Pegeese pleaded guilty to a robbery and received probation. He later sought plea withdrawal, asserting the circuit court’s colloquy had been deficient because it didn’t inform him of the constitutional rights he was waiving, and further alleging that he actually did not understand those rights–that is, he asserted a Bangert-type plea-withdrawal claim. The supreme court now holds the colloquy not deficient, because the court referred to the plea questionnaire form on which the rights were listed, asked Pegeese’s attorney whether he believed Pegeese understood the questionnaire, and asked Pegeese himself whether he understood “the Constitutional Rights you give up when you enter a plea” and confirmed that Pegeese had no questions about those rights.
The majority opinion breaks no new ground. In essence, it finds the facts here more like those in State v. Moederndorfer, 141 Wis. 2d 823, 416 N.W.2d 627 (Ct. App. 1987), than those in State v. Hansen, 168 Wis. 2d 749, 485 N.W.2d 74 (Ct. App. 1992). Just how much colloquy is enough, constitutionally, continues to be a guessing game.
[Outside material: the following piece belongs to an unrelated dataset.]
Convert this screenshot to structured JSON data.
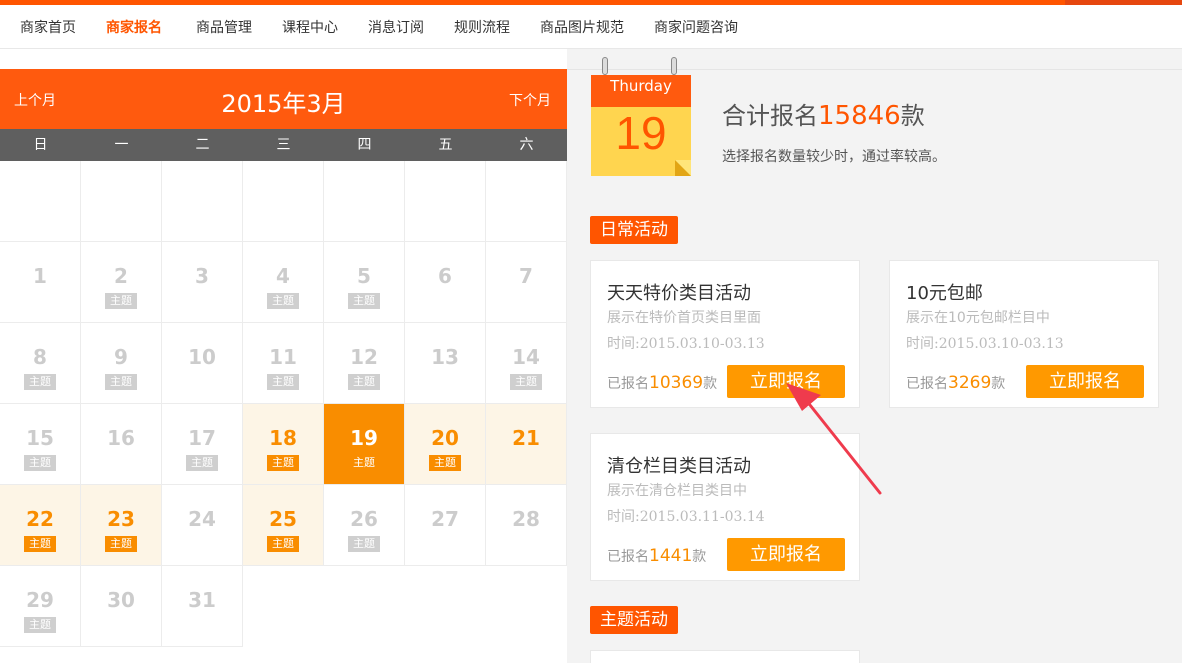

The court could have done away with that problem, as Pegeese asked it to, by using its superintending authority to simply impose a requirement that trial courts inform each defendant of each constitutional right. The court declines to do so, though the two concurring justices would have. This result puts Wisconsin in a distinct minority of jurisdictions: as Pegeese noted, forty-two states plus the federal system have a statute, rule, or court decision requiring a judge to advise the defendant of each constitutional right; only seven (with Wisconsin now being the eighth) do not.